Traceback (most recent call last):
File "/usr/lib/python3.10/concurrent/futures/process.py", line 246, in _process_worker
r = call_item.fn(*call_item.args, **call_item.kwargs)
File "/home/*******/Documents/mylocal-chatbot/ingest.py", line 40, in load_document_batch
data_list = [future.result() for future in futures]
File "/home/*******/Documents/mylocal-chatbot/ingest.py", line 40, in <listcomp>
data_list = [future.result() for future in futures]
File "/usr/lib/python3.10/concurrent/futures/_base.py", line 458, in result
return self.__get_result()
File "/usr/lib/python3.10/concurrent/futures/_base.py", line 403, in __get_result
raise self._exception
File "/usr/lib/python3.10/concurrent/futures/thread.py", line 58, in run
result = self.fn(*self.args, **self.kwargs)
File "/home/*******/Documents/mylocal-chatbot/ingest.py", line 30, in load_single_document
return loader.load()[0]
File "/home/*******/.local/share/virtualenvs/mylocal-chatbot-j8q8_E0e/lib/python3.10/site-packages/langchain/document_loaders/unstructured.py", line 86, in load
elements = self._get_elements()
File "/home/*******/.local/share/virtualenvs/mylocal-chatbot-j8q8_E0e/lib/python3.10/site-packages/langchain/document_loaders/unstructured.py", line 169, in _get_elements
from unstructured.partition.auto import partition
File "/home/*******/.local/share/virtualenvs/mylocal-chatbot-j8q8_E0e/lib/python3.10/site-packages/unstructured/partition/auto.py", line 80, in <module>
from unstructured.partition.pdf import partition_pdf
File "/home/*******/.local/share/virtualenvs/mylocal-chatbot-j8q8_E0e/lib/python3.10/site-packages/unstructured/partition/pdf.py", line 12, in <module>
from pdfminer.converter import PDFPageAggregator, PDFResourceManager
ImportError: cannot import name 'PDFResourceManager' from 'pdfminer.converter' (/home/*******/.local/share/virtualenvs/mylocal-chatbot-j8q8_E0e/lib/python3.10/site-packages/pdfminer/converter.py)
"""
The above exception was the direct cause of the following exception:
Traceback (most recent call last):
File "/home/*******/Documents/mylocal-chatbot/ingest.py", line 159, in <module>
main()
File "/home/*******/.local/share/virtualenvs/mylocal-chatbot-j8q8_E0e/lib/python3.10/site-packages/click/core.py", line 1157, in __call__
return self.main(*args, **kwargs)
File "/home/*******/.local/share/virtualenvs/mylocal-chatbot-j8q8_E0e/lib/python3.10/site-packages/click/core.py", line 1078, in main
rv = self.invoke(ctx)
File "/home/*******/.local/share/virtualenvs/mylocal-chatbot-j8q8_E0e/lib/python3.10/site-packages/click/core.py", line 1434, in invoke
return ctx.invoke(self.callback, **ctx.params)

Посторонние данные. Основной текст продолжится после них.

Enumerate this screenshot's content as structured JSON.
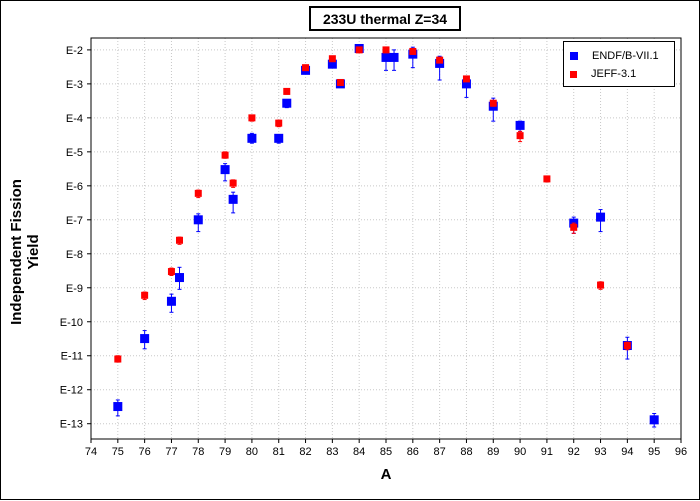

File "/home/*******/.local/share/virtualenvs/mylocal-chatbot-j8q8_E0e/lib/python3.10/site-packages/click/core.py", line 783, in invoke
return __callback(*args, **kwargs)
File "/home/*******/Documents/mylocal-chatbot/ingest.py", line 122, in main
documents = load_documents(SOURCE_DIRECTORY)
File "/home/*******/Documents/mylocal-chatbot/ingest.py", line 71, in load_documents
contents, _ = future.result()
File "/usr/lib/python3.10/concurrent/futures/_base.py", line 451, in result
return self.__get_result()
File "/usr/lib/python3.10/concurrent/futures/_base.py", line 403, in __get_result
raise self._exception
ImportError: cannot import name 'PDFResourceManager' from 'pdfminer.converter' (/home/*******/.local/share/virtualenvs/mylocal-chatbot-j8q8_E0e/lib/python3.10/site-packages/pdfminer/converter.py)
Ручная (пере) установка связанных пакетов черезpipenv install pdfminer
,pipenv install pdfminer.six
илиpipenv install unstructured
не помогло.
Есть идеи, как избавиться от этой ошибки импорта?